Reconnaître et prévenir les signes de déshydratation avant de courir : ce qu’il faut savoir

Image d'illustration. Gros plan d une bouteille d eau avec condensationADN
Avant de chausser vos baskets pour une séance de course, il est essentiel de savoir repérer les signes de déshydratation. Apprenez à reconnaître ces symptômes et découvrez les meilleures pratiques pour prévenir ce risque fréquent chez les coureurs.
Tl;dr
- Reconnaître vite les signes de déshydratation.
- Adopter une hydratation adaptée avant, pendant, après.
- Miser sur eau, électrolytes et aliments riches en eau.
L’hydratation, un réflexe vital pour les coureurs
Dès que la chaleur monte, le risque de déshydratation s’invite dans la pratique du running. Pourtant, nombre de passionnés ignorent encore à quel point ce phénomène peut surgir sans prévenir. Le corps alerte parfois trop tard : quand la soif apparaît ou que les performances chutent, l’organisme manque déjà d’eau.
Détecter les signaux d’alerte avant qu’il ne soit trop tard
Les symptômes liés à une mauvaise hydratation varient en intensité, mais certains indices devraient immédiatement interpeller.
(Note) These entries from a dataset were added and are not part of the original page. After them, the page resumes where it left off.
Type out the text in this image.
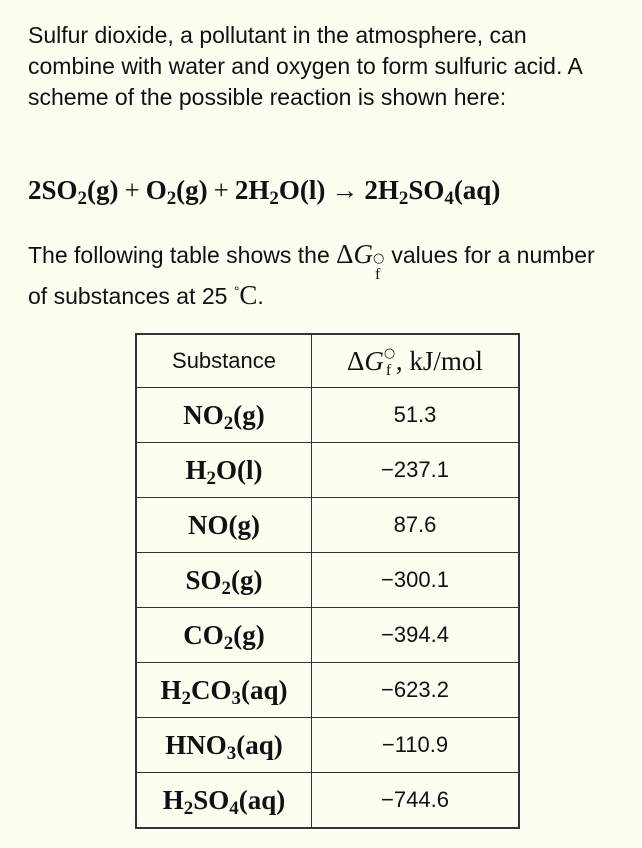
Sulfur dioxide, a pollutant in the atmosphere, can combine with water and oxygen to form sulfuric acid. A scheme of the possible reaction is shown here:

2SO2(g) + O2(g) + 2H2O(l) → 2H2SO4(aq)

The following table shows the ΔG ○
f
values for a number of substances at 25 °C.

Substance	ΔG ○
f , kJ/mol
NO2(g)	51.3
H2O(l)	−237.1
NO(g)	87.6
SO2(g)	−300.1
CO2(g)	−394.4
H2CO3(aq)	−623.2
HNO3(aq)	−110.9
H2SO4(aq)	−744.6
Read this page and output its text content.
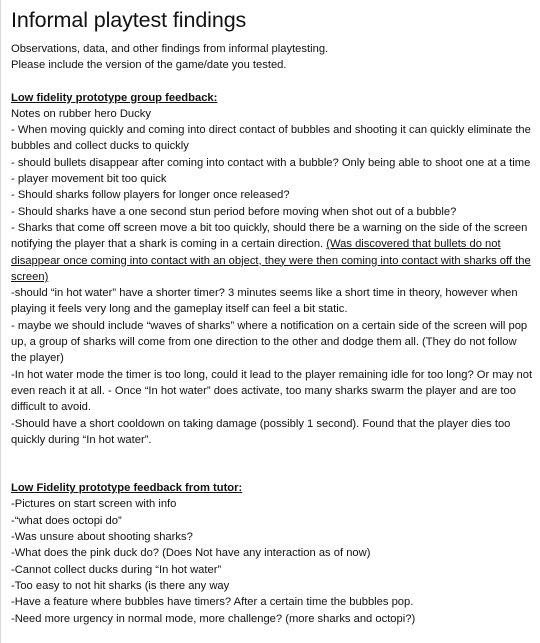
Informal playtest findings
Observations, data, and other findings from informal playtesting.
Please include the version of the game/date you tested.
Low fidelity prototype group feedback:
Notes on rubber hero Ducky
- When moving quickly and coming into direct contact of bubbles and shooting it can quickly eliminate the bubbles and collect ducks to quickly
- should bullets disappear after coming into contact with a bubble? Only being able to shoot one at a time
- player movement bit too quick
- Should sharks follow players for longer once released?
- Should sharks have a one second stun period before moving when shot out of a bubble?
- Sharks that come off screen move a bit too quickly, should there be a warning on the side of the screen notifying the player that a shark is coming in a certain direction. (Was discovered that bullets do not disappear once coming into contact with an object, they were then coming into contact with sharks off the screen)
-should “in hot water” have a shorter timer? 3 minutes seems like a short time in theory, however when playing it feels very long and the gameplay itself can feel a bit static.
- maybe we should include “waves of sharks” where a notification on a certain side of the screen will pop up, a group of sharks will come from one direction to the other and dodge them all. (They do not follow the player)
-In hot water mode the timer is too long, could it lead to the player remaining idle for too long? Or may not even reach it at all. - Once “In hot water” does activate, too many sharks swarm the player and are too difficult to avoid.
-Should have a short cooldown on taking damage (possibly 1 second). Found that the player dies too quickly during “In hot water”.
Low Fidelity prototype feedback from tutor:
-Pictures on start screen with info
-“what does octopi do”
-Was unsure about shooting sharks?
-What does the pink duck do? (Does Not have any interaction as of now)
-Cannot collect ducks during “In hot water”
-Too easy to not hit sharks (is there any way
-Have a feature where bubbles have timers? After a certain time the bubbles pop.
-Need more urgency in normal mode, more challenge? (more sharks and octopi?)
Voici ce que tout runner devrait surveiller :
- Bouche sèche, lèvres gercées ou fatigue persistante après l’effort.
- Urines très jaunes, signe d’un besoin urgent de boire.
- Céphalées, étourdissements, voire crampes ou palpitations inhabituelles.
- Pire encore : disparition de la transpiration, élasticité cutanée réduite, confusion mentale — autant d’indications qu’il faut réagir ou consulter sans délai.
Stratégies efficaces pour prévenir la déshydratation
Anticiper reste le maître-mot. Il est conseillé de boire environ un demi-litre d’eau deux à trois heures avant un entraînement, puis un verre supplémentaire dans l’heure qui précède. Attendre la sensation de soif équivaut souvent à arriver trop tard.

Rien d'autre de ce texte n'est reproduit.